Odd that it runs slow on Chrome (you said you use IE9, so I’m assuming that you use windows). It runs very well on Safari 4 on old MacBook with OSX 10.6 and a crap Intel integrated GMA950 graphics, I get around 60 FPS.
Its odd because Safari and Chrome both use Webkit as the rendering engine. Safari uses CoreGraphics (OSX equivalent to DirectDraw on Windows) on OSX to do the display, but Chrome might use Windows GDI, not sure, never looked at the source code for the windows flavor of Chrome.
Strange that Konqueror runs faster this test with KHTML (15-20fps) than with WebKit (2-3fps).
Yes, I did mean Google Chrome. And did you even read what I wrote? I mean all of it? I am asking because your reply is so much besides the point.
I’m sorry to disappoint you, but browsers aren’t 3d games, so frame rate actually means nothing.

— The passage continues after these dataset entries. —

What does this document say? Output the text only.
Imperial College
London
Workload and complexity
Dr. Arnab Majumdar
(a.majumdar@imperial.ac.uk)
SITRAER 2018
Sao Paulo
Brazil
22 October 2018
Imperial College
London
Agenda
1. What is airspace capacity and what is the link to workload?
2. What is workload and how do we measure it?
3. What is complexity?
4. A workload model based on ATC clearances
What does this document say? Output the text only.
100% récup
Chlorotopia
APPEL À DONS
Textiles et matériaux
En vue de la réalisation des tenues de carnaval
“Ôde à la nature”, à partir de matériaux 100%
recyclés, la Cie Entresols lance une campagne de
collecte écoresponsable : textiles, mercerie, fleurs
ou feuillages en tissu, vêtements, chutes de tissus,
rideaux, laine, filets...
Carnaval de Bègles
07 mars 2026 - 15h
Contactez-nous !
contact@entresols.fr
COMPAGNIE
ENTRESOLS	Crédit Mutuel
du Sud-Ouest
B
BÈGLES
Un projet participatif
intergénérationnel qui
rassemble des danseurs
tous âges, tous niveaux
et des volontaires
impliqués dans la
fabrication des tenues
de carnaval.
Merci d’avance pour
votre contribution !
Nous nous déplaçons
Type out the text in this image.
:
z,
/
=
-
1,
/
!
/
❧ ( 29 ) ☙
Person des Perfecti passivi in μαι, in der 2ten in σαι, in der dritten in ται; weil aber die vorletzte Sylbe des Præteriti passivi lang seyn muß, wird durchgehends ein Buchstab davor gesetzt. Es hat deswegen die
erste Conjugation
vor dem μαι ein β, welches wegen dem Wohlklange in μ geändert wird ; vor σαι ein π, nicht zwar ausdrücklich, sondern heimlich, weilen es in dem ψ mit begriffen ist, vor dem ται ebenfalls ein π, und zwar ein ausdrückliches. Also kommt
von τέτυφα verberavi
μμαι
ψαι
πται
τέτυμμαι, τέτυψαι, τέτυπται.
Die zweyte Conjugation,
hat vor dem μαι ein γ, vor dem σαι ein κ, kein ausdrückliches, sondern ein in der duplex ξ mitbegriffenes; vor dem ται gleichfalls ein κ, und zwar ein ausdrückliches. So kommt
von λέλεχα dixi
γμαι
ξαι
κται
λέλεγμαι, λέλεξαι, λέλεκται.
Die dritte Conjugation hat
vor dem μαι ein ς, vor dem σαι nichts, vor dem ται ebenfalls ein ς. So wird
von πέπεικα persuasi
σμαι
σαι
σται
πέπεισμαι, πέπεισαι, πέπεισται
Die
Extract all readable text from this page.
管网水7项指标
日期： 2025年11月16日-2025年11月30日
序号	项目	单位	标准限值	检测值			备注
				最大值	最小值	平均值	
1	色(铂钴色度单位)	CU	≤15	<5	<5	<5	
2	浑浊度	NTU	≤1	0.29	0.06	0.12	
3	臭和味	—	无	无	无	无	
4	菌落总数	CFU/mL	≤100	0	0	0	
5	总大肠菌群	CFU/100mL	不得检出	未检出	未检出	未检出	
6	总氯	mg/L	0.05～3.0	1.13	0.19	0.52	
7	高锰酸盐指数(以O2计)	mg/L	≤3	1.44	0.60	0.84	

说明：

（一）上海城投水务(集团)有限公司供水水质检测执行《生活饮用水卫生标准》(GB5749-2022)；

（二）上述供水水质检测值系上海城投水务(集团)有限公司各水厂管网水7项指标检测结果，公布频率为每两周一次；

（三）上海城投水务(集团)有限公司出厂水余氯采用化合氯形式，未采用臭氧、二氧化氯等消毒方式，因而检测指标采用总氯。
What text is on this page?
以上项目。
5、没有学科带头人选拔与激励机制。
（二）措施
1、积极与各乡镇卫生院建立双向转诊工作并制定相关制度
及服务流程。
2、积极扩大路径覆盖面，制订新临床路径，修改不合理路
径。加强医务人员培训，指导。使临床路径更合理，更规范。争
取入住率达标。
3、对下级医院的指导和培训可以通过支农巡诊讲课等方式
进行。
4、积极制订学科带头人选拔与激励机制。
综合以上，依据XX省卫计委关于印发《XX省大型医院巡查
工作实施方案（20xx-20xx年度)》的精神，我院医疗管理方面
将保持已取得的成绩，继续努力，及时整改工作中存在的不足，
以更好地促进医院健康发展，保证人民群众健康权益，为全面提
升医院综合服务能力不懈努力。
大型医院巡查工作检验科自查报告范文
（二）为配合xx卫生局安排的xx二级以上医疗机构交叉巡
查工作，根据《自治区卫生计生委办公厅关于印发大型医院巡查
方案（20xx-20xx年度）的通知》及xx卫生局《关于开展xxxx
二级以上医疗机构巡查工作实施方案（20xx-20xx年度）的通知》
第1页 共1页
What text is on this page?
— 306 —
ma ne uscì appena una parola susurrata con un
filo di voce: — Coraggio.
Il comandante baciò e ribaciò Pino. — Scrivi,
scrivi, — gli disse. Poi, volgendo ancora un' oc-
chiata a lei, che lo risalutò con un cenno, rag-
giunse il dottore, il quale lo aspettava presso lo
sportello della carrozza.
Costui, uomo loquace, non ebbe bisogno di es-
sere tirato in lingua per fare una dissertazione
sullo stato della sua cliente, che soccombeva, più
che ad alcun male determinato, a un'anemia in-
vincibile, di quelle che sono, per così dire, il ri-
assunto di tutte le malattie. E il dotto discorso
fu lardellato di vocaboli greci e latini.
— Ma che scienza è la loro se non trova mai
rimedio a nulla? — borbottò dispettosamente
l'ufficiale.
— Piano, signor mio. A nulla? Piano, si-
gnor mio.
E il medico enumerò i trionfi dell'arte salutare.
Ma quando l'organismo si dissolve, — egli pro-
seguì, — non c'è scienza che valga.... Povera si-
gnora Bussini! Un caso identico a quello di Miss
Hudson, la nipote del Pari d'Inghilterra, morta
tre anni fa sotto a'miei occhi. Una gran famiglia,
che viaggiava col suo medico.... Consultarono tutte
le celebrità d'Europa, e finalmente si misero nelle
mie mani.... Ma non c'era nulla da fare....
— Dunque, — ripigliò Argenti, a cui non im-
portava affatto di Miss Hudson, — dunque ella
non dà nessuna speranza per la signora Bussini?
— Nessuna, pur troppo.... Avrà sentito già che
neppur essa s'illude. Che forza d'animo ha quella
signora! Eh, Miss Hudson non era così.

It matters more if the implementation is more bug free, the speed of html rendering, the speed of the javascript interpretor and standard compliance.
It seems Haiku is on a good track to usability as a main OS these days. I’m very excited to see the full rebirth of my favorite classic OS! I may even save up for a netbook so I can start playing with it during downtime at work; I still don’t like running it in a VM.
As always, keep up the great work guys!!